園芸療法について書いていますが、メリットばかりアピールされることが多いように感じます。
しかし、園芸療法の実践者に聞いてみると意外とデメリット、多いようです。
園芸療法のデメリット:始める時
まず始める時にぶつかるのが、
「なぜ園芸療法なのか」「なぜ園芸ではいけないのか」を理解してもらわなければならないことのむずかしさです。
園芸療法と園芸活動との違いを理解してもらうことのむずかしさ。。
これは実践者がいつもぶつかることではないでしょうか。
口でいくら説明しても理解できない、理解しにくい、この違い。
まずは「園芸療法を始めること」自体がむずかしい、ということが園芸療法実践者の抱える悩みであり、モチベーションダウンにつながることではないでしょうか。
そこを容易にする、つまりスムーズにスタートできる=園芸療法の普及につながる。
ここが鶏と卵の問題のように悩ましいところです。
園芸療法のデメリット:おこなってみて効果はあるのか、どんな風に説明するか
ここも難しいところです。
まず、評価方法が統一されていないし、評価をどこに定めるかもむずかしい。
例えば認知症の方々を対象に行う際、長谷川式と呼ばれる認知症の評価方法があるのですが、点数で結果は出るものの、評価する過程を見る必要があります。
この評価過程を数値化することは大変むずかしい。
そして、園芸療法を実際行ってみても、すぐに効果があるのか、何回も重ねないと効果が出ない場合もある。

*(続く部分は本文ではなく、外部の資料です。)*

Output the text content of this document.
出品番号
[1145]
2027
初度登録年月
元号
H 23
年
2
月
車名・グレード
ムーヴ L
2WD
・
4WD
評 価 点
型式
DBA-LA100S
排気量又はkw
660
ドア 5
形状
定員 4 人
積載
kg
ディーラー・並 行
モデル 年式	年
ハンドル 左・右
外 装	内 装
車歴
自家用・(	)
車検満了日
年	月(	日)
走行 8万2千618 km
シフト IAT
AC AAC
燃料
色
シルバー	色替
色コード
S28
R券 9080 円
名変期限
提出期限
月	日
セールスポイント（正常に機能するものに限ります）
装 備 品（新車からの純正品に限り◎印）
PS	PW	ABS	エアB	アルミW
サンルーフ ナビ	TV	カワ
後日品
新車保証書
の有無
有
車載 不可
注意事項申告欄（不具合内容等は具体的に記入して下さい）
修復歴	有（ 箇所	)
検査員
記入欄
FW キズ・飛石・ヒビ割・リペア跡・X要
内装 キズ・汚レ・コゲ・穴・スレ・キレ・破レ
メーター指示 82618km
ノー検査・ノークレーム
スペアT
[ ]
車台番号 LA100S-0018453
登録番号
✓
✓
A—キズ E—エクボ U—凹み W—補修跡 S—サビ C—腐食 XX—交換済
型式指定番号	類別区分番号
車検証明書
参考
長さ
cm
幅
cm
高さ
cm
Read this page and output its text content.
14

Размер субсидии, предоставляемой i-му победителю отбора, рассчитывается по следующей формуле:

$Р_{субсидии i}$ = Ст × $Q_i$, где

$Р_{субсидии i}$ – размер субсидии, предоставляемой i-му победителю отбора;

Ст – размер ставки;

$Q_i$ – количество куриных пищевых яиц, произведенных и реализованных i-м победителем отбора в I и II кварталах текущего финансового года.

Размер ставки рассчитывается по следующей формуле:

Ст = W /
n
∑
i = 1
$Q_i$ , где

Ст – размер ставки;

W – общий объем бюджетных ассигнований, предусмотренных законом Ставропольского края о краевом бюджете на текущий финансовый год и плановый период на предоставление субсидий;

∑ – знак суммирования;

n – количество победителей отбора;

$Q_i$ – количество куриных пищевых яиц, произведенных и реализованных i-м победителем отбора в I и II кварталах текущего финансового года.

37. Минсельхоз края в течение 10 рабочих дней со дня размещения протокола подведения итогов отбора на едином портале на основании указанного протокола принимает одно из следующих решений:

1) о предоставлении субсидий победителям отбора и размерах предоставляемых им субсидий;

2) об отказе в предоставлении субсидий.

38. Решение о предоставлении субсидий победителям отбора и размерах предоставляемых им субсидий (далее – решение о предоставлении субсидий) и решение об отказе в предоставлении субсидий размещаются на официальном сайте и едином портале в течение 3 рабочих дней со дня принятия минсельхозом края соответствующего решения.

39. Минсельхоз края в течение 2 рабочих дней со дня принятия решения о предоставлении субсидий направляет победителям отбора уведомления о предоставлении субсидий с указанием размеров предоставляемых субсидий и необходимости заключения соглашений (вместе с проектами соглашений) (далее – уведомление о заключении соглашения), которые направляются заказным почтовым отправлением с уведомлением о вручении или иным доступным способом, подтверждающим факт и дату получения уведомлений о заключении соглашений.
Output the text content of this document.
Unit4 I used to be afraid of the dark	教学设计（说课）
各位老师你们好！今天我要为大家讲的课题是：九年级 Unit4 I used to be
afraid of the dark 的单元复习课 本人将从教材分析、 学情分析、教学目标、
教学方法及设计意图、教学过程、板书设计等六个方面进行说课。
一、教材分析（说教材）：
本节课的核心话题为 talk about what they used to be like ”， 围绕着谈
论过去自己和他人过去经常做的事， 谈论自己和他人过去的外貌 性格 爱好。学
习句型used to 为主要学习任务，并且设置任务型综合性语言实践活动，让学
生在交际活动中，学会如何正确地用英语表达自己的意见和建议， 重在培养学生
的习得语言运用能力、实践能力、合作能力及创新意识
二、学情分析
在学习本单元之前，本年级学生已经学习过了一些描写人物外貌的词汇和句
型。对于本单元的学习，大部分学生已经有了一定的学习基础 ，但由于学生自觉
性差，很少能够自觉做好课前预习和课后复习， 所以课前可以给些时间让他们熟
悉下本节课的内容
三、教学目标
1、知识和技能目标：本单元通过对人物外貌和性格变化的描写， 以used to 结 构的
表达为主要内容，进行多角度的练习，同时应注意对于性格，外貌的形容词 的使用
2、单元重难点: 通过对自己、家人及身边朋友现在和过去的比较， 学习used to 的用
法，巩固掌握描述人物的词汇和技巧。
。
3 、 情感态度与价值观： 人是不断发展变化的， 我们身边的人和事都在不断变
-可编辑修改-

効果が出たとしてもそれをまた数値化すること、例え数値化したとしてもそれが何を意味するのかを表現することがむずかしいです。
園芸療法のデメリット:効果が見られない、かえって悪化した場合
実際、園芸療法を行うにあたって、対象者に園芸に取り組む意欲、興味があるかないか。
見極めはとても大切です。
もし園芸なんて、植物なんて、いや、土に触るなんてとんでもない、という対象者だった場合、園芸療法は逆効果でしょう。

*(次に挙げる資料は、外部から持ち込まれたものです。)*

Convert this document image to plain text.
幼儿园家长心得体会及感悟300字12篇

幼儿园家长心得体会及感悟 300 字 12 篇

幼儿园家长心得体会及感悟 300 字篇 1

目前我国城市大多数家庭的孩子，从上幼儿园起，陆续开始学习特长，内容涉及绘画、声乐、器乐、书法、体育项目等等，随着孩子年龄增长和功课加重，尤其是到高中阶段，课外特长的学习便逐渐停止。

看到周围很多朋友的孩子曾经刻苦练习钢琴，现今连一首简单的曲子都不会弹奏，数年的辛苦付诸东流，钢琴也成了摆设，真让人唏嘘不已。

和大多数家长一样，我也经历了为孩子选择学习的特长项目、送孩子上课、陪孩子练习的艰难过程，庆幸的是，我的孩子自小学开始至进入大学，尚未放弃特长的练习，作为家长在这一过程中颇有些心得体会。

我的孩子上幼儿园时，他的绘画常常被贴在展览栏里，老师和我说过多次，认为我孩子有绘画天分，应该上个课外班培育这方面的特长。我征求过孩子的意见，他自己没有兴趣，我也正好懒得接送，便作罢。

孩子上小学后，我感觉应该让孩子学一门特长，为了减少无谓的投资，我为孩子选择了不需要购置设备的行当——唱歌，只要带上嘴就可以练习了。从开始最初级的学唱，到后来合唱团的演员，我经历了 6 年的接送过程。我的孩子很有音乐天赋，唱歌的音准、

万が一、アレルギーを持っておられたりすると、園芸療法を行ってしばらくするとアレルギー症状が出ることもあります。
そうなるとさらに悪影響を及ぼします。
アレルギー症状の出た方はもちろん、その家族、周りの職員、ひいては施設が責められ園芸療法が行いにくくなります。
もう園芸療法は行わない、と言われてしまうことも考えられます。
せっかく実践してきたのに。
少しのトラブルが命取りになります。
園芸療法のデメリットの対処法;発想の転換
デメリットがあるからといって園芸療法=悪いもの、行ってはいけないこと、ではないはずです。
メリットもあればデメリットもある。
見方によって、変化します。
デメリットとされていることを変えていく。
園芸療法プログラムをしたくても理解されず開始できないなら、根気強くアピールしていく必要があります。
園芸療法がどんな風に良いのかを説明するには対象者がなぜ園芸療法を必要とするのかを突き詰めて考え、どこを評価し、何を改善し、目標をどう捉えるかをよく考える。
その上でデータとして提示できる方法を考え実行するのみです。
アレルギー症状が出てしまった例をふまえて、次回には対象者にアレルギーの有無を本人だけでなく家族、主治医に問い合わせるなど徹底する。
デメリットを事前に防ぐ手は、対象者にメリットを提供したいと考えれば、その人の立場に立って考えればいくらでも考えつくのではないでしょうか。
デメリット=メリット。
○○だからダメだ、ではなく、○○だとOKかもしれない、といろんな方向から見ることを常に心がけたいですね。